№1, 1977/В творческой мастерской

«Ретлендбэконсоутгемптоншекспир» О мифе, антимифе и биографической гипотезе

Интерес к биографическому жанру в художественной литературе возник в нашей критике сравнительно недавно. Впрочем, и самый-то жанр этот определился не особенно давно. Серия научно-популярных биографий «Жизнь замечательных людей» существует только сорок с лишним лет, а библиотека биографических романов «Пламенные революционеры», хотя и насчитывает около сотни довольно-таки толстых томов, выходит совсем недавно.

И вот что мне пришло на память: когда-то, очень-очень давно, был у нас на Литературных курсах вечер Ю. Тынянова, обсуждали, спорили, спрашивали. На чьи-то дотошные вопросы о ремесле и искусстве исторического романиста он ответил, что всех этих писателей можно, грубо говоря, разделить на две категории: одни штудируют по документам канву жизни такого-то и такого-то исторического лица, другие же выискивают прочерки в его биографии и заполняют их чем хотят.

– Так вот, – сказал Тынянов, – я не принадлежу ни к той, ни к другой категории.

– Но ведь документы существуют, и с ними надо считаться, – сказали ему.

– Документы – дело хитрое, – ответил он, – их тоже надо уметь спрашивать. У каждого документа свой голос.

Разумеется, пересказывая этот разговор через полвека, я могу передать только самую суть высказывания Тынянова. Однако лет десять спустя я набрел в сборнике «Как мы пишем» на такую его мысль:

– Я начинаю там, где кончается документ.

Это было очень важное для меня высказывание; я понял: документ – это то, с чего следует начинать рассказ, но в самое повествование он может и не входить. Подлинное творчество лежит уже за ним. И как актер не в силах играть текст, если ему не ясен подтекст, так и документ ничего не откроет писателю или историку, пока не будет понято, что кроется за его строками и отражением игры каких сил он является.
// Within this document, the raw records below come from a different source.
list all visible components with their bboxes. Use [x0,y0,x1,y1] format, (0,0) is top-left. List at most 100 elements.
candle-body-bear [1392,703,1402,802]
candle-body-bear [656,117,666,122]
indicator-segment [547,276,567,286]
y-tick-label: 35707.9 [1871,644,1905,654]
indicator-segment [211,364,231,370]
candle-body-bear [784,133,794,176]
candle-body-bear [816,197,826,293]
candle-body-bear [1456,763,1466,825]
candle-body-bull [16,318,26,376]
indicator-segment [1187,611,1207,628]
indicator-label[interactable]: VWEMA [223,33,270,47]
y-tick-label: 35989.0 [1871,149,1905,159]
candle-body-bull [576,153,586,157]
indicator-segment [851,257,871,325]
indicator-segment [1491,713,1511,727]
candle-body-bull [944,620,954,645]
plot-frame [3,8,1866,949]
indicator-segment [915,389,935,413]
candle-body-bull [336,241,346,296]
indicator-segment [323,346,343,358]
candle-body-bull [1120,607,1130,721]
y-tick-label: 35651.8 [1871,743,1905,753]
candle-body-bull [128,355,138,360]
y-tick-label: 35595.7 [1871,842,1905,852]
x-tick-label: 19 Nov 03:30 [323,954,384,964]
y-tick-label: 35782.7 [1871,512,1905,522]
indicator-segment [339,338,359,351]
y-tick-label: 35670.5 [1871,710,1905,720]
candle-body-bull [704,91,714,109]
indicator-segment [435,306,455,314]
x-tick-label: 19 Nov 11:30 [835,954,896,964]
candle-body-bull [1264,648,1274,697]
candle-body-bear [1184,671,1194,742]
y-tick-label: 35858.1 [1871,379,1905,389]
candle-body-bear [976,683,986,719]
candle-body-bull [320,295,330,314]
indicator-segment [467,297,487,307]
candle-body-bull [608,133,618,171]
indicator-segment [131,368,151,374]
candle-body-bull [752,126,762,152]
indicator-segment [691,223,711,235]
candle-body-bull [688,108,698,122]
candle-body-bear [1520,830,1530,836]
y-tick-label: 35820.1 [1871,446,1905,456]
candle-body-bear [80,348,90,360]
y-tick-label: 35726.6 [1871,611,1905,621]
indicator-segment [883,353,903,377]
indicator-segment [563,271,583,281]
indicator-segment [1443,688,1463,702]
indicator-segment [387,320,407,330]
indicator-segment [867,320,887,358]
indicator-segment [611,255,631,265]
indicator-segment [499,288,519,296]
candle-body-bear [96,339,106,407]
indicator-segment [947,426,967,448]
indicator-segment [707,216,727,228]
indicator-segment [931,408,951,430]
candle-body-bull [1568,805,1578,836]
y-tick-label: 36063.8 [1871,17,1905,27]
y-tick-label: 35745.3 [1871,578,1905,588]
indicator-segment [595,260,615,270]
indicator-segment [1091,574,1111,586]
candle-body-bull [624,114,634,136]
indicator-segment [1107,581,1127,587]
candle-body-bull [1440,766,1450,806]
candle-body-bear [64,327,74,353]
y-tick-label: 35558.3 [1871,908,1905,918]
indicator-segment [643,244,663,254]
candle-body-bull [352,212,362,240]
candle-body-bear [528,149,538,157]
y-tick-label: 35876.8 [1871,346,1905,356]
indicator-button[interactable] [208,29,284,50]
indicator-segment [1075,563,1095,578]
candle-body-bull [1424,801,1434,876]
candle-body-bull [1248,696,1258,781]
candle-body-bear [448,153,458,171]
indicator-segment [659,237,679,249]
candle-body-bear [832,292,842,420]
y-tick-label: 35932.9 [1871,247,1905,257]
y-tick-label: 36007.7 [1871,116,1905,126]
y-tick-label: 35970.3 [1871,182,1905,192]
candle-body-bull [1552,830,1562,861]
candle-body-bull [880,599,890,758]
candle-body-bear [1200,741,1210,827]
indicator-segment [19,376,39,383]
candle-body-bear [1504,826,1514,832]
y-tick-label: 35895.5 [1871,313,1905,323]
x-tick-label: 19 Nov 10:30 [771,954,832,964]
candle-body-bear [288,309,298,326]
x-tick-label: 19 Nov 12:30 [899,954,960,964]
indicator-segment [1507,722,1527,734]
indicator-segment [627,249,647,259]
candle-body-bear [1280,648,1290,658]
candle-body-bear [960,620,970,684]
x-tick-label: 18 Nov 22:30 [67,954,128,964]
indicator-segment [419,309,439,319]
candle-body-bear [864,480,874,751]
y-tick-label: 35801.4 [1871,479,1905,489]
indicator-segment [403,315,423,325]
Зато изобразительная сила у правильно прочитанного и истолкованного документа – будь это полицейский рапорт, любовное письмо или портрет – огромная. Его подлинность, синхронность, его форма (ведь это – дошедший до нас осколок времени), четкость, неподкупность и независимость, то есть свобода от всех последующих напластований и истолкований, придают ему ту единственную достоверность, которой настоящий художник пренебречь не вправе. Только надо видеть, что лежит за ним.

И тут мне вспомнилась совсем другая история.

* * *

В первые послевоенные годы мне довелось в Алма-Ате познакомиться с замечательным ленинградским художником И. Иткиндом. Жил он тогда бедно, нигде не служил, время было напряженное, трудное, и очень мало кто интересовался странными скульптурами старого художника. Я тогда работал в республиканском Театре драмы, и вот мне и худруку театра Я. С. Штейну пришла благая мысль достать Иткинду государственный заказ: пусть он вылепит бюст Шекспира, а иллюстративные материалы для этого добуду я.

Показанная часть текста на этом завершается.